We don’t publish at a crazy rate (it’s two or three pieces a week rather than 10 a minute) so we usually digest the entire month’s activity in our monthly newsletter. We also do our Digest column, James Hansen’s weekly pick of the best online food media, in a separate newsletter. To add a bit of a personal touch, we talk about what each of us has been up to at the end of the main newsletter. Food-wise, I like the newsletters from Lyle’s and Quo Vadis. More generally, I’d recommend the Noticing newsletter from Kottke.org.
“The most difficult part of food writing is actually describing the experience of eating something, and how it tastes, without falling back on obvious adjectives like 'delicious'”
I always find that the most difficult part of food writing is actually describing the experience of eating something, and how it tastes, without falling back on obvious adjectives like “delicious”. Which is why I have great respect for restaurant critics who navigate this every week – Jonathan Gold at the LA Times does it brilliantly (a mole negro, he writes, is “so dark that it seems to suck the light out of the airspace around it, spicy as a novela and bitter as tears.”) as do Jay Rayner in the Observer and Marina O’Loughlin in the Sunday Times. I really enjoyed Grace Dent’s piece about processed food recently. She explores the contradictions and hypocrises around how we eat with great panache. Her line about how McCain’s Potato Smiles pair well “with a big scoosh of Blue Dragon sweet chilli dipping sauce, a pint of Gold Blend, 400g of ibuprofen and a long stare out the window” made me laugh out loud.

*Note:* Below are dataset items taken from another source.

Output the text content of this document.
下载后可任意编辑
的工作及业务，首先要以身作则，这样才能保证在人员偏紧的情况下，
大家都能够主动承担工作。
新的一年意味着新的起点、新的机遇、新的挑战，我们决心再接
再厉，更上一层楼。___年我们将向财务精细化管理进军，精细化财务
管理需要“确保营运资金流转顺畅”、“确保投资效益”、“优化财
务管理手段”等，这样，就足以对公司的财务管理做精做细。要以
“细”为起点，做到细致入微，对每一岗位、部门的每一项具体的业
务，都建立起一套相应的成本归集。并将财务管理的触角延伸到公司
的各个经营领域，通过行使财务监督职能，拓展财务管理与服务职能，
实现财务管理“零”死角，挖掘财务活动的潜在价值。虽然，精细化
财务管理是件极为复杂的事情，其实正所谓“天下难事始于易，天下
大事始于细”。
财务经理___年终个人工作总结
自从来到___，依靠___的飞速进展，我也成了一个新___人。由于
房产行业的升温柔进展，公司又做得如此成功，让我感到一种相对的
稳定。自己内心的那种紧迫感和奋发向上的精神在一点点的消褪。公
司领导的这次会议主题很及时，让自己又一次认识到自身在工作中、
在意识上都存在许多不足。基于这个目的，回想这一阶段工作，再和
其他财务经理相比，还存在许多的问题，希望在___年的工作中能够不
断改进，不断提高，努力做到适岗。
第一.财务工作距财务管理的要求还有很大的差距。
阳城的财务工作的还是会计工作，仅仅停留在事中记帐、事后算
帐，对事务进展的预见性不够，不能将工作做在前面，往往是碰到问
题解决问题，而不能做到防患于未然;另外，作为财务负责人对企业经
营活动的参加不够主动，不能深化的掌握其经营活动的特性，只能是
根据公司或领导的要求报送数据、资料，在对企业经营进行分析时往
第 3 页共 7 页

The last book I read was We Have Always Lived in the Castle by Shirley Jackson. It engages with food in an interesting and quite mad way – it’s a source of comfort for the main characters but also a murder weapon, an object of ritual and maybe even a sublimation of their erotic desires.
The first cookbook that really appealed to me was Appetite by Nigel Slater and I still pick it up from time to time. I’ve probably cooked more from The Food of Spain by Claudia Roden than any other book (I have a paper Santiago cross marking the tarta de santiago recipe page). I love Sarit and Itamar who run Honey & Co in central London and I also love their cookbooks (the chicken pastilla recipe from the first book is splattered with several layers of chicken and date sauce). Diana Henry’s Food From Plenty is a regular (I use her apricot cake recipe as a base for various fruit cakes). The book I’ve been meaning to take a serious look at is Japanese Cooking: A Simple Art by Shizuo Tsuji.
I don’t read an awful lot of food magazines, but I was sad to see Lucky Peach go, and The Gourmand has some great ideas. More generally I subscribe to the New Yorker and am always (hopelessly) trying to keep up with the torrent of must-read articles.
Kottke.org is good at digging up miscellaneous items of interest from all parts of the web. Pitchfork can be a bit annoying but I usually skim the album reviews every morning. My bad habit is refreshing the Guardian homepage every five minutes or so. I enjoy Chris Pople’s restaurant reviews at Cheese and Biscuits.
Ulysses by James Joyce, If This is a Man by Primo Levi and The Neapolitan Quartet by Elena Ferrante. And for a humorous counterbalance: The Anthologist by Nicholson Baker.
A very simple pasta with tomato sauce, Leandro Carreira’s Portuguese seafood stew, chocolate tart with raw-milk cream and raspberries.